Un borgo che oggi, come al tempo di Pasolini, appare abbandonato, lasciato a sé stesso, ma che in realtà racchiude tra strade a ciottoli e le rovine romane, una bellezza nascosta che deve solo essere portata alla luce: come un germoglio non ancora fiorito del quale si deve avere cura. A protezione del borgo c’è una torre, la Torre di Chia che, sovrana a 42 metri di altezza, sovrasta l’intera città. Pasolini, ne rimane folgorato tal punto da citarla in alcuni versi del Poeta delle Ceneri, forse ancora inconsapevole che, dopo molti anni, il suo sogno di abitarci sarebbe diventato realtà.
“Ebbene, ti confiderò, prima di lasciarti, / che io vorrei essere scrittore di musica, / vivere con degli strumenti/ dentro la torre di Viterbo che non riesco a comprare/ nel paesaggio più bello del mondo, dove l’Ariosto / sarebbe impazzito di gioia nel vedersi ricreato con tanta/ innocenza di querce, colli, acque e botri, / e lì comporre musica/ l’unica azione espressiva/ forse, alta, e indefinibile come le azioni della realtà”

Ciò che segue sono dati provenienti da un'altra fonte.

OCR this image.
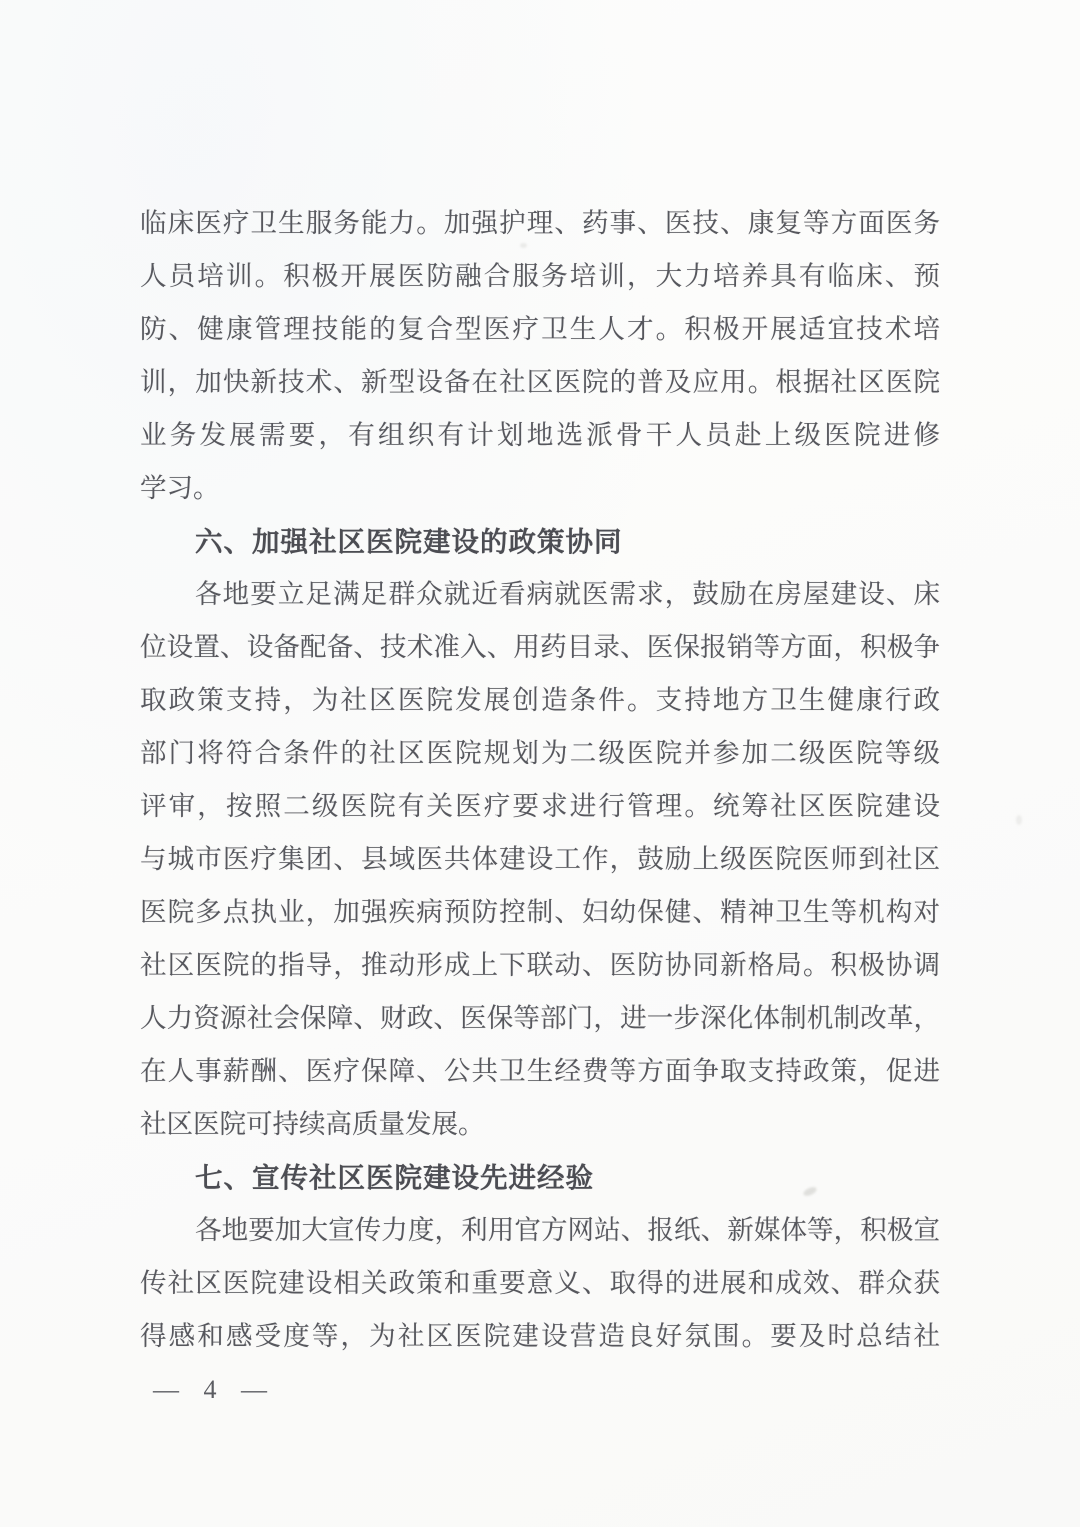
临床医疗卫生服务能力。加强护理、药事、医技、康复等方面医务
人员培训。积极开展医防融合服务培训，大力培养具有临床、预
防、健康管理技能的复合型医疗卫生人才。积极开展适宜技术培
训，加快新技术、新型设备在社区医院的普及应用。根据社区医院
业务发展需要，有组织有计划地选派骨干人员赴上级医院进修
学习。
六、加强社区医院建设的政策协同
各地要立足满足群众就近看病就医需求，鼓励在房屋建设、床
位设置、设备配备、技术准入、用药目录、医保报销等方面，积极争
取政策支持，为社区医院发展创造条件。支持地方卫生健康行政
部门将符合条件的社区医院规划为二级医院并参加二级医院等级
评审，按照二级医院有关医疗要求进行管理。统筹社区医院建设
与城市医疗集团、县域医共体建设工作，鼓励上级医院医师到社区
医院多点执业，加强疾病预防控制、妇幼保健、精神卫生等机构对
社区医院的指导，推动形成上下联动、医防协同新格局。积极协调
人力资源社会保障、财政、医保等部门，进一步深化体制机制改革，
在人事薪酬、医疗保障、公共卫生经费等方面争取支持政策，促进
社区医院可持续高质量发展。
七、宣传社区医院建设先进经验
各地要加大宣传力度，利用官方网站、报纸、新媒体等，积极宣
传社区医院建设相关政策和重要意义、取得的进展和成效、群众获
得感和感受度等，为社区医院建设营造良好氛围。要及时总结社
— 4 —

Pasolini, attraverso le sue parole e le sue immagini, si fa portavoce di un territorio nel suo essere anche contraddittorio; in tal senso la Tuscia della ricchezza e dello splendore di Viterbo o Orte e dell’abbandono del borgo di Chia, sono due facce della stessa medaglia che ci chiamano e ci parlano forte con una voce unica sebbene sfaccettata. Rendendoci partecipi della loro storia, Pasolini ci chiede nel suo ennesimo atto corsaro di ascoltarle e di averne cura amandone gli eccessi e gli istinti, perché solo in questo modo saremmo in grado di coglierne la vera essenza.